TWI Industrial Member Report Summary 640/1998
W Lucas and G Verhaeghe
Microwave power has been largely applied in telecommunication technology (eg radar) and as a relatively low cost method of generating heat (eg for industrial and household ovens). Microwaves are electromagnetic radiation which is in the form of very short wavelength/high frequency oscillations. Typical microwave frequencies are between 1 and 1000GHz, ie wavelengths of 300 and 0.3mm respectively. This form of electromagnetic radiation has the potential of generating a concentrated beam of energy and could be considered as an alternative to laser energy which has a much higher frequency, ie typically 30,000GHz. The power source itself, called the magnetron, is fairly small and capable of generating power from several hundred of watts up to 100kW. Magnetrons at low frequencies, like the commercially available 2.45GHz magnetron, are very efficient in terms of energy conversion, but at higher frequencies, eg 1000GHz, the efficiency falls at approximately 1%.

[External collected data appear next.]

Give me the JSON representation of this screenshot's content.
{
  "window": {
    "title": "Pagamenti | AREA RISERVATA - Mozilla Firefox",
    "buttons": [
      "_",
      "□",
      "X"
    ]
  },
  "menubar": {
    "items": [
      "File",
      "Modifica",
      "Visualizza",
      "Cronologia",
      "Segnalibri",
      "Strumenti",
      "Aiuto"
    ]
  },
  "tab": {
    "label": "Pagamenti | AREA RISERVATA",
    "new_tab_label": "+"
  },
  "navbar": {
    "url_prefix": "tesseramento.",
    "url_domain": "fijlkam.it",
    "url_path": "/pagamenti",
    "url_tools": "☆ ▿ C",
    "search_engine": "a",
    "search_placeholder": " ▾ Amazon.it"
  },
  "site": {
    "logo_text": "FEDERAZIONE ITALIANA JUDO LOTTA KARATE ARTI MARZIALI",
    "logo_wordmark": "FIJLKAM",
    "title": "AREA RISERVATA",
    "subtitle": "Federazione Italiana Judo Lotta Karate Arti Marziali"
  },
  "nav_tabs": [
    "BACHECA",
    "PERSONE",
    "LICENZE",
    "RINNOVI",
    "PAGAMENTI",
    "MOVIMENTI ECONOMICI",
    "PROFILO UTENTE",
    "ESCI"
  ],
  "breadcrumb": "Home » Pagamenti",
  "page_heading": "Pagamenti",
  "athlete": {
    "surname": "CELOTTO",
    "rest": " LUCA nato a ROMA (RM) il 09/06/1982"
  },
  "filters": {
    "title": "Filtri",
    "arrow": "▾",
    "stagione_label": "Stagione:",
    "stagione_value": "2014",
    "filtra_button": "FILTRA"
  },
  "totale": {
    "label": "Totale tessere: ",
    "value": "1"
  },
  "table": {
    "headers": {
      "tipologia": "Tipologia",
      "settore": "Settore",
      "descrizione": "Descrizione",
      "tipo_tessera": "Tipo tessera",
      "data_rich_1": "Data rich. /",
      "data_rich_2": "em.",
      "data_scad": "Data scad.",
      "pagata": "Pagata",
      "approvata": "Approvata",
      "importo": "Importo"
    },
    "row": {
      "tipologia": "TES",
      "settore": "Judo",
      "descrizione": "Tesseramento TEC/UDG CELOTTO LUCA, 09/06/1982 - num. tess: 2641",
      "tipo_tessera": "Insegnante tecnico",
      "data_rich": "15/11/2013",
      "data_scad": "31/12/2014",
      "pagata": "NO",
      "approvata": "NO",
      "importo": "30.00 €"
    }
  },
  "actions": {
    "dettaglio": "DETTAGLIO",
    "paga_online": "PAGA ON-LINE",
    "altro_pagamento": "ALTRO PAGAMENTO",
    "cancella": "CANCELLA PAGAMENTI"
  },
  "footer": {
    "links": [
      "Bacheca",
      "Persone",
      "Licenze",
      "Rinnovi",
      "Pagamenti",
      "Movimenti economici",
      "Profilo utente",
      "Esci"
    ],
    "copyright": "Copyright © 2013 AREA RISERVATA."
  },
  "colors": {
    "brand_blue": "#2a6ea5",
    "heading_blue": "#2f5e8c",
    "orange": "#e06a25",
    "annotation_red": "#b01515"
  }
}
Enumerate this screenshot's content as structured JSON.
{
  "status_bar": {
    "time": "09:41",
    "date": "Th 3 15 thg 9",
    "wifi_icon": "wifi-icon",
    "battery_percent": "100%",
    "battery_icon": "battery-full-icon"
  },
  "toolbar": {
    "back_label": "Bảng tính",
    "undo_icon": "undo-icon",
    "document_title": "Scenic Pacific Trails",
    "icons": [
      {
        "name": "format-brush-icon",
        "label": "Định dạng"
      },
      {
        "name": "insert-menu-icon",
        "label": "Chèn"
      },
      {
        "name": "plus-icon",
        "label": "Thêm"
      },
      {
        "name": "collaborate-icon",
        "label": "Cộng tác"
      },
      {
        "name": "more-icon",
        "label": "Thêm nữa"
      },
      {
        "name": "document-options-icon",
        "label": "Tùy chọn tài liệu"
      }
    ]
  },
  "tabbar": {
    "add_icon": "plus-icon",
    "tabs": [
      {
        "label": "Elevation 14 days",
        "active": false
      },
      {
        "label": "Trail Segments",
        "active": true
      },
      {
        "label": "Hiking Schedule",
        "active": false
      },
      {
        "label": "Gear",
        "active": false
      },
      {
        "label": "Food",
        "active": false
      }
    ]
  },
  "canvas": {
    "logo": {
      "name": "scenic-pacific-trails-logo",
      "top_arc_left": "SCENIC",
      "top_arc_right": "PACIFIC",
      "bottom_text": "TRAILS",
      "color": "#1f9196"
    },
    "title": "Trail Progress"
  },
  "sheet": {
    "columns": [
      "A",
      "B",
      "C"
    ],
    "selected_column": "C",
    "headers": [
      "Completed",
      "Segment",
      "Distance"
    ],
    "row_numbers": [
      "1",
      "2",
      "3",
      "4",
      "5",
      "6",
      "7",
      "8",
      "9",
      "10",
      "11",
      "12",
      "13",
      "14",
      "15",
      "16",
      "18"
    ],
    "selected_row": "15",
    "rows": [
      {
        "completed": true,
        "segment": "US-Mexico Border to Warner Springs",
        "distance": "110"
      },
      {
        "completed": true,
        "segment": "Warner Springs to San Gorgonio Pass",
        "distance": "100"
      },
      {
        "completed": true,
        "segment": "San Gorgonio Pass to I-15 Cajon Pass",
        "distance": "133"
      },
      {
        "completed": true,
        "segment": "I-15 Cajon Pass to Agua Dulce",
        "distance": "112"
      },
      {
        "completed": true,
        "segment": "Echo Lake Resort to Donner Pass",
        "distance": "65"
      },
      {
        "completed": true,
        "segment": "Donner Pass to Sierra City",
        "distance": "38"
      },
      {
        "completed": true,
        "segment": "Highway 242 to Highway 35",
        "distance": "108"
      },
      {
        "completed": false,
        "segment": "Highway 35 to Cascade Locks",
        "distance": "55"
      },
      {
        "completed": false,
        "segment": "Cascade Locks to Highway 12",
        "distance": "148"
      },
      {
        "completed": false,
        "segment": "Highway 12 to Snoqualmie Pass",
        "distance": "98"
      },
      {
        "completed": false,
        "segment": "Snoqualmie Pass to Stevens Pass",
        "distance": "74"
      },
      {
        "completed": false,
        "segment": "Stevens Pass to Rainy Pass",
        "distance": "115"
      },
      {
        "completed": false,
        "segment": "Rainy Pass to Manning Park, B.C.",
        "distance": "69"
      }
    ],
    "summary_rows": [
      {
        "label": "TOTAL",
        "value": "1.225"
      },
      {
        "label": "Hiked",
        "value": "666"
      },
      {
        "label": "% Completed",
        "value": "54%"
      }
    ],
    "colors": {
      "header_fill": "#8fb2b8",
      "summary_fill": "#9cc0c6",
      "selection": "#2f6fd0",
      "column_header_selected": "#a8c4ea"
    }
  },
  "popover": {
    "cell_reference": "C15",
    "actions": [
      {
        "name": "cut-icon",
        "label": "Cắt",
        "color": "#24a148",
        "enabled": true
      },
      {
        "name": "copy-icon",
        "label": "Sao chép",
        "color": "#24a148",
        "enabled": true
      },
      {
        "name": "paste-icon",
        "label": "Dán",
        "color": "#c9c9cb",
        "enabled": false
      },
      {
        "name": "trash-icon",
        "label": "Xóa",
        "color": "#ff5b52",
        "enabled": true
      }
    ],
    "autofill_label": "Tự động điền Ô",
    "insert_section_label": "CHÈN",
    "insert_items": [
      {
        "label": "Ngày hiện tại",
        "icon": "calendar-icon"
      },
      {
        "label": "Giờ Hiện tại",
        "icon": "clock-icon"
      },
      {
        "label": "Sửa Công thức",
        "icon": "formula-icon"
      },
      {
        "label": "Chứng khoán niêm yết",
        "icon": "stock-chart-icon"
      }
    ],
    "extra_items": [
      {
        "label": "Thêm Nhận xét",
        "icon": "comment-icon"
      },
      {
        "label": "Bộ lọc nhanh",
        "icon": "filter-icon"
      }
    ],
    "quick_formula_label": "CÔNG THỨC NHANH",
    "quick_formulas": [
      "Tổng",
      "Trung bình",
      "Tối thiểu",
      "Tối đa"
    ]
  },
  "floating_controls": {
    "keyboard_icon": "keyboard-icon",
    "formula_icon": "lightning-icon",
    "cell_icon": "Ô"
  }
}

TWI has carried out a unique work programme to determine the feasibility of using microwave energy to produce a stable plasma discharge and to use it for welding and cutting of thin materials. This report details the basics of microwave technology when applied for plasma generation, a concept which is radically different from the electric arc commonly used for welding and cutting. Thus, the main purpose of the project was to establish the feasibility of generating a controllable plasma discharge using microwave energy. The initial phase of the research was principally concerned with the design and construction of a system, based on a conventional magnetron, for generating a reliable plasma discharge. Emphasis in the torch design was placed on producing a focused beam which could be emitted from the torch as a stable heat source. Cutting and welding trials were then carried out on thin C-Mn steel and aluminium to demonstrate the potential of the system.
- To establish the feasibility of generating a stable plasma using microwave energy.
- To establish the feasibility of cutting and welding thin materials using a microwave powered plasma.